In writing Forerunner, I have discovered characters with whom I disagree greatly, characters that I wish would just "grow up." That they can not and will not speaks not to their immaturity, necessarily, but to their humanity. Recent neurological studies have helped us in this manner, by revealing just how soothing certainty is, and perhaps revealing why Pundocrats like Ann Coulter can be at once so polarizing and so popular. Life is uncertain, and it is difficult to live peacefully when we can never be sure of anything. Perhaps that's why so many of us are angry or depressed, or get so easily wrapped up in a rhetoric that ultimately becomes personal.

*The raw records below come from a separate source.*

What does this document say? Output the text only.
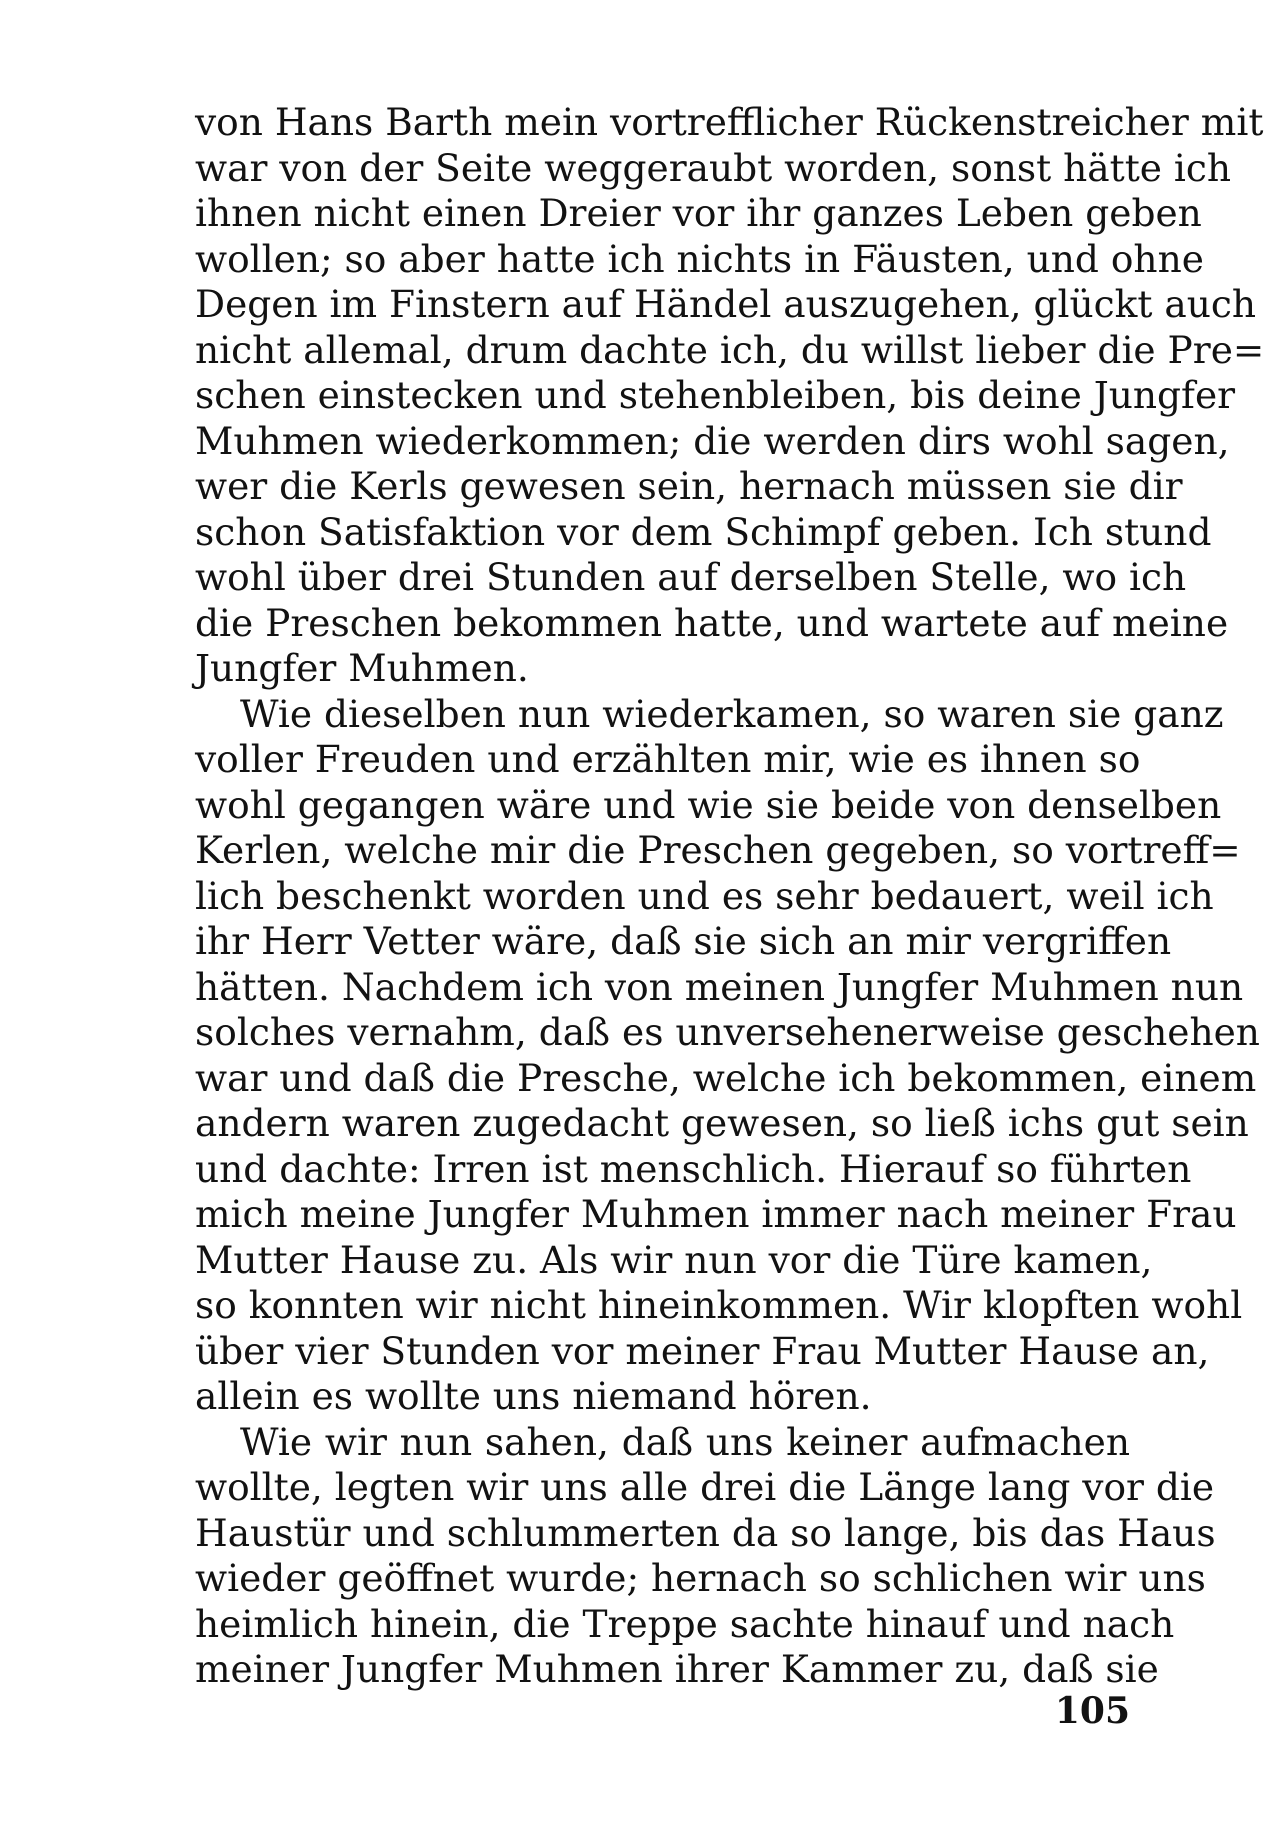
von Hans Barth mein vortrefflicher Rückenstreicher mit
war von der Seite weggeraubt worden, sonst hätte ich
ihnen nicht einen Dreier vor ihr ganzes Leben geben
wollen; so aber hatte ich nichts in Fäusten, und ohne
Degen im Finstern auf Händel auszugehen, glückt auch
nicht allemal, drum dachte ich, du willst lieber die Pre=
schen einstecken und stehenbleiben, bis deine Jungfer
Muhmen wiederkommen; die werden dirs wohl sagen,
wer die Kerls gewesen sein, hernach müssen sie dir
schon Satisfaktion vor dem Schimpf geben. Ich stund
wohl über drei Stunden auf derselben Stelle, wo ich
die Preschen bekommen hatte, und wartete auf meine
Jungfer Muhmen.
Wie dieselben nun wiederkamen, so waren sie ganz
voller Freuden und erzählten mir, wie es ihnen so
wohl gegangen wäre und wie sie beide von denselben
Kerlen, welche mir die Preschen gegeben, so vortreff=
lich beschenkt worden und es sehr bedauert, weil ich
ihr Herr Vetter wäre, daß sie sich an mir vergriffen
hätten. Nachdem ich von meinen Jungfer Muhmen nun
solches vernahm, daß es unversehenerweise geschehen
war und daß die Presche, welche ich bekommen, einem
andern waren zugedacht gewesen, so ließ ichs gut sein
und dachte: Irren ist menschlich. Hierauf so führten
mich meine Jungfer Muhmen immer nach meiner Frau
Mutter Hause zu. Als wir nun vor die Türe kamen,
so konnten wir nicht hineinkommen. Wir klopften wohl
über vier Stunden vor meiner Frau Mutter Hause an,
allein es wollte uns niemand hören.
Wie wir nun sahen, daß uns keiner aufmachen
wollte, legten wir uns alle drei die Länge lang vor die
Haustür und schlummerten da so lange, bis das Haus
wieder geöffnet wurde; hernach so schlichen wir uns
heimlich hinein, die Treppe sachte hinauf und nach
meiner Jungfer Muhmen ihrer Kammer zu, daß sie
105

Josh (my main character) stands in a unique position. Raised in a country home by powerful parents who gave up much to affect change, they unwittingly forced him to live a lie, although they consistently reinforced the importance of truth. In fact, the Bishop (Josh's father) risked exile in publishing one of his works, which the Church considered heretical. And yet now, Josh stands alone, pushed forward by those who believe that he stands in the gap between the Creator and Her creation. Everyone knows what is right for him, what is true. But in Josh's experience, truth is the playpen of our own ego. Everyone thinks that they're right and everyone can prove it. Yet his desire for the best in those around him leads him to the confounding ideals of conflicting systems, all of which promise certainty. All of which have large holes in which some people are favoured above others, holes where the system becomes blind. No matter where he turns, equality remains nothing more than a hopeless ideal.
The path Josh takes is the one we all take, I think, in our search for ultimate truth. The search for a system that provides answers for the brokeness of our species. I am unsure how his journey will end just yet, he has not shown me, but how we handle the balance between our frailty and our ideals is something we can all relate to, if only because it is the essence of being human.